Like Drops of Milk. Seasoned diplomatic hands give top honors to upper-crust Frenchmen and Italians. Manual training in both societies starts when a boy is four or so and emphasizes, as one social oracle puts it, that the kisser must be "natural and relaxed, never obsequious or stiff." Its sound, declared a Roman gallant, "should be like that of a drop of milk in milady's five o'clock tea."
Such a hand kiss requires split-second timing as well as aplomb, since the overeager busser may find that the hand he is aiming for has humiliatingly withdrawn in midswoop or, worse, insists too late that it is to be shaken rather than kissed. This is a nervous failing particularly common among American girls. If the lady is willing, the man correctly raises her hand halfway to his lips, though when greeting an older or distinguished woman he is expected to bow down to hand level, if he can make it. Charles de Gaulle, who stands 6 ft. 4 in. and would have to bend almost double to make contact correctly, understandably does not indulge. Konrad Adenauer, on the other hand, unbends so readily that he has committed the diplomatic faux baiser of hand kissing Mme. de Gaulle, whose fingers, according to French bussing protocol, should be kissproof. If the De Gaulles are France's most conspicuous abstainers, Premier Georges Pompidou on a receiving line resembles a one-man force de frappe.
In West Germany nowadays the practice is pursued so indefatigably that to Erica Pappritz, the Teutons' Emily Post, it looks as though "everyone is trying to catch up with all the hand kissing they missed for the past 20 years." West Germany's new industrialists and a newly prosperous, socially ambitious middle class are trying to raise their own status by emulating the Kultur of princely, pre-Hitler society.

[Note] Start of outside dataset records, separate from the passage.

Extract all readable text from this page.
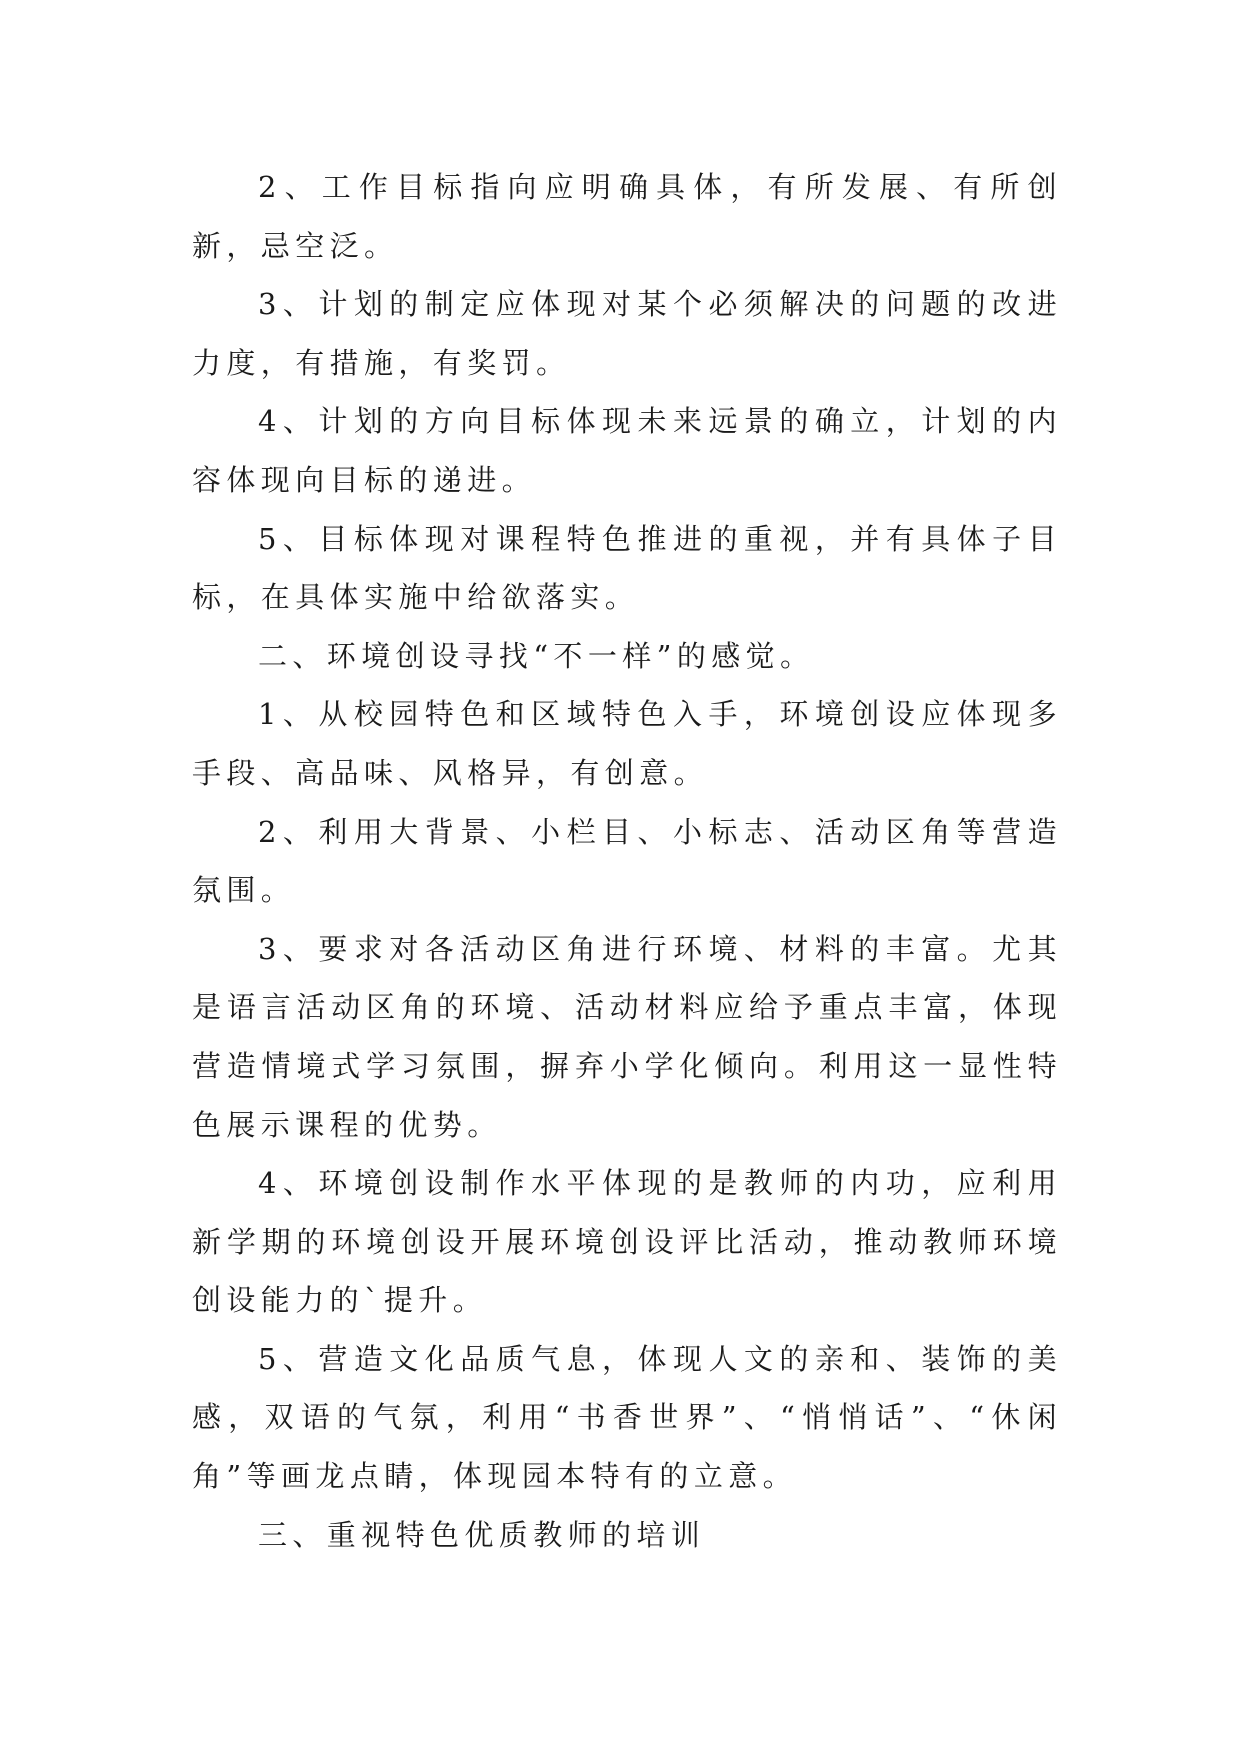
2、工作目标指向应明确具体，有所发展、有所创新，忌空泛。

3、计划的制定应体现对某个必须解决的问题的改进力度，有措施，有奖罚。

4、计划的方向目标体现未来远景的确立，计划的内容体现向目标的递进。

5、目标体现对课程特色推进的重视，并有具体子目标，在具体实施中给欲落实。

二、环境创设寻找“不一样”的感觉。

1、从校园特色和区域特色入手，环境创设应体现多手段、高品味、风格异，有创意。

2、利用大背景、小栏目、小标志、活动区角等营造氛围。

3、要求对各活动区角进行环境、材料的丰富。尤其是语言活动区角的环境、活动材料应给予重点丰富，体现营造情境式学习氛围，摒弃小学化倾向。利用这一显性特色展示课程的优势。

4、环境创设制作水平体现的是教师的内功，应利用新学期的环境创设开展环境创设评比活动，推动教师环境创设能力的`提升。

5、营造文化品质气息，体现人文的亲和、装饰的美感，双语的气氛，利用“书香世界”、“悄悄话”、“休闲角”等画龙点睛，体现园本特有的立意。

三、重视特色优质教师的培训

Wet v. Dry. Most German hand kissers either belong to the "dry" Berlin school or else practice the "wet" Viennese method. In the Berlin Handkuss, which was perfected at the Hohenzollern court, the man bows briskly from the waist, clicks his heels and, pursing his lips fleetingly, brushes the air a millimeter over the woman's hand. By contrast, Vienna's wayward buss, usually delivered with closed eyes, is a wet smack that starts voraciously at the knuckles, may work its way up the wrist, and sometimes lasts up to four seconds.